少なくともそうした覚えはないし、全く私の中にそんな邪な気持ちはない。

 

でも、Tはずっとキレていた。

誰が話しかけても無視。

私がラインを送っても未読無視。

元気出せよと背中を叩いても無視。

ため息をついて眼鏡をとっては腕に頭を埋めている。

 

これはヤバいやつだと思った。

怒らせた。

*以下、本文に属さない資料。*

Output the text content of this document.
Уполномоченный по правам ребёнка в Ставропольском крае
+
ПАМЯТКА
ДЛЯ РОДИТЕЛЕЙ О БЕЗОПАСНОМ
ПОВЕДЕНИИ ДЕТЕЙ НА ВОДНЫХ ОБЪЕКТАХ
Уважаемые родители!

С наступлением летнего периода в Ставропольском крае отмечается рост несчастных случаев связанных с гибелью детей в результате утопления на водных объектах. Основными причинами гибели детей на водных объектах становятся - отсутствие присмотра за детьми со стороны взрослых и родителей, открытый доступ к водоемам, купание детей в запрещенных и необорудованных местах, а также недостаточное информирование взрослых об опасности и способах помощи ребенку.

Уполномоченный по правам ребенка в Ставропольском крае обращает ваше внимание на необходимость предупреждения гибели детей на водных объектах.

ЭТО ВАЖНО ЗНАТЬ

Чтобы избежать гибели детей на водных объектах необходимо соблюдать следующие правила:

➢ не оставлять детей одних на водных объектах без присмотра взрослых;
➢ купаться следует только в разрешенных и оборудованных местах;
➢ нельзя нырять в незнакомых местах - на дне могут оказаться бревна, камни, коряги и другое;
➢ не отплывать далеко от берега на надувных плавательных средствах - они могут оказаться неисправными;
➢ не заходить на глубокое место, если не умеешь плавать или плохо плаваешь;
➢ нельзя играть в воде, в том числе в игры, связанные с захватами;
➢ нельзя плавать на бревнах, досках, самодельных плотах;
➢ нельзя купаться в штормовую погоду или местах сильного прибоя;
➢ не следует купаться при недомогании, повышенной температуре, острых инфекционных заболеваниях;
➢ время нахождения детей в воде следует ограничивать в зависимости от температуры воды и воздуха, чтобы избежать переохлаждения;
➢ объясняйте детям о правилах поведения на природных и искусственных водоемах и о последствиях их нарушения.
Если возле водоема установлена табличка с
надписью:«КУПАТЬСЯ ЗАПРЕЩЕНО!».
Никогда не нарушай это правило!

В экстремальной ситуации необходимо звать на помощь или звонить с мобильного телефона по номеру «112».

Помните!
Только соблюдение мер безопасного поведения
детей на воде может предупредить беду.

どうしよう。何をした?逆鱗に触れたんだろうか。

でも態度に出やすいやつでよかったと思う。

これで溜め込まれて、爆発するよりずっとましだ。

 

結局、Tは迎えがくる16時半までずっとその調子だった。

 

Tが帰ったあと、私は

「やっべーなぁ~怒らせちゃったよ・・・」

とうなだれていた。

すると周りの子達が

「何か言ったの?理由がわからないから何とも言えない」

と言っていたが、ある一人の男子生徒Sくんが

「あ、わかった」

と呟いた。

 

マジで?これわかっちゃう?

でも、みんながいる教室で言われるよりましだと思い、そいつを廊下に呼び出した。

 

「で?誰に嫉妬してんの?」

開口一番にそう言ったSくんに、マジかこいつと驚いた。

まさかこんなデブスとかに嫉妬する奴なんぞ居ないだろうと思っていると仮定していたので、とても驚いた。

 

そこから、Sくんには相談に乗ってもらった。

 

「まあ、あんまり深く考えないほうがいいよ。

  深く考えると、短く終わっちゃうこともあるから」

 

Sくんのこの一言を聞いて、あんまり考えるのも良くないと思った。

 

 

それから家に帰って、Tから謝罪のラインが飛んできていた。

ごめん、俺頭おかしい、死にたい、こんなの嫌だよねって。

私も私で、それを可愛らしいと思ってしまうんだから末期だと思う。

いいよって。すぐ許してあげた。

 

共依存ってやつに近づいてきている気がする。